NEW YORK — Lead poisoning usually causes life-long debilitating illness, not immediate death. Yet in the state of Zamfara, a poor, arid region in northern Nigeria, lead poisoning has killed more than 400 children in the past six months.
The soil in this area is contaminated with toxins, which illegal gold mining operations released into local water supplies. The U.S. Centers for Disease Control and Prevention, which at the request of the Nigerian government sent a team of experts to help assess the situation, called the extent and severity of lead poisoning in the area “unprecedented.”
The tragedy unfolding in Zamfara is not a simple act of nature. Rather, it’s the latest testament to the Nigerian government’s failure to make the health of its citizens a priority. Despite Nigeria’s impressive economic growth and its status as one of the world’s biggest producers of oil and gas, the country’s public health indicators are truly abysmal.
Nigeria has the second-highest rate of maternal mortality in the world. It is one of the four remaining countries where polio is an ongoing epidemic. An outbreak of cholera this year has killed 2,000 people and sickened 40,000 — so far. Nigeria’s life expectancy at birth is 47 years, 30 percent below the world average and significantly lower than nearly all of its West African neighbors. Nearly one in five of Nigeria’s children die before they reach age 5.
These tragic statistics are part of the human cost of the rampant corruption that has dogged Nigeria in recent decades. Rather than use its tremendous oil revenue to improve people’s lives, Nigeria’s leaders at the national, state and local levels have siphoned off government coffers and allowed public institutions, such as the health care system, to crumble. For the wealthy and politically connected, the dismal health care system is nothing more than an inconvenience; for them, services are available abroad, in Europe or the Middle East.
With local health care so tragically underfunded and mismanaged, it’s not surprising that a massive outbreak of lead poisoning in Zamfara was able to progress to the point of killing hundreds of children before health authorities stepped in. And the toll may not yet be fully counted: Emergency humanitarian aid teams suspect that the area of contamination is far larger than originally estimated, and the number who have died much higher. With heavy rains, toxic lead contamination may spread further, threatening the lives of even more Nigerian children.

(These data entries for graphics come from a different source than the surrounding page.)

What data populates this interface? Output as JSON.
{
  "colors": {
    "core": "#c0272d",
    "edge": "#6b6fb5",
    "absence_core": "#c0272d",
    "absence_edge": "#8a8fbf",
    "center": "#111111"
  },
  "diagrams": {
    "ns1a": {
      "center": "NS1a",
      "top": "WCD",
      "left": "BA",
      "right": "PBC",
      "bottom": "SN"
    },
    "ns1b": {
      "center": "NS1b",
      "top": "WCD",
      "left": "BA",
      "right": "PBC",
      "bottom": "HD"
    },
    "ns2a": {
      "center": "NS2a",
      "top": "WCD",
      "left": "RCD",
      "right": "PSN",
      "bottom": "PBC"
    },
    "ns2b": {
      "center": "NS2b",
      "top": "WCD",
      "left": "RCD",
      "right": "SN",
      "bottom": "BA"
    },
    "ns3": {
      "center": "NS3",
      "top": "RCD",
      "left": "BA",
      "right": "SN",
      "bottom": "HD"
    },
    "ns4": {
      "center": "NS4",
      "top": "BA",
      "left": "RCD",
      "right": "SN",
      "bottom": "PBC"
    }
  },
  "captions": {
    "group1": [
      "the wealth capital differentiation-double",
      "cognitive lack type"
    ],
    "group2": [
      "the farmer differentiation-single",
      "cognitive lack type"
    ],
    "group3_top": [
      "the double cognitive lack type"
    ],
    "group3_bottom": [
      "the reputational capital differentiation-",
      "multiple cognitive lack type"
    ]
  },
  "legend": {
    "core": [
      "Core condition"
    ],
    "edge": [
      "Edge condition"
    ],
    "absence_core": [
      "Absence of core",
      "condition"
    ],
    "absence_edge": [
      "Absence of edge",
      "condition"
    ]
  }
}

How can these tragedies be avoided? Greater investment in health is needed but is not enough. To counter corruption, mechanisms need to be put in place to ensure that Nigeria’s natural resource wealth is protected in the public coffers. Increasing government transparency is critical, and simple: State and local governments should be required to make their revenue, budgets and expenditure reports public. The National Assembly should pass the Freedom of Information Bill, which has been languishing in parliament since 1999. These two steps would grant Nigerians access to government documents, including those with information on public services and budgets.
Mass lead poisoning and massive cholera epidemics are tragedies of the 19th century, not the 21st. If Nigeria wants to be a global leader and a modern nation, a simple first step would be to increase government transparency. Millions of lives may be saved.
Joe Amon is director of the health and human rights division at Human Rights Watch.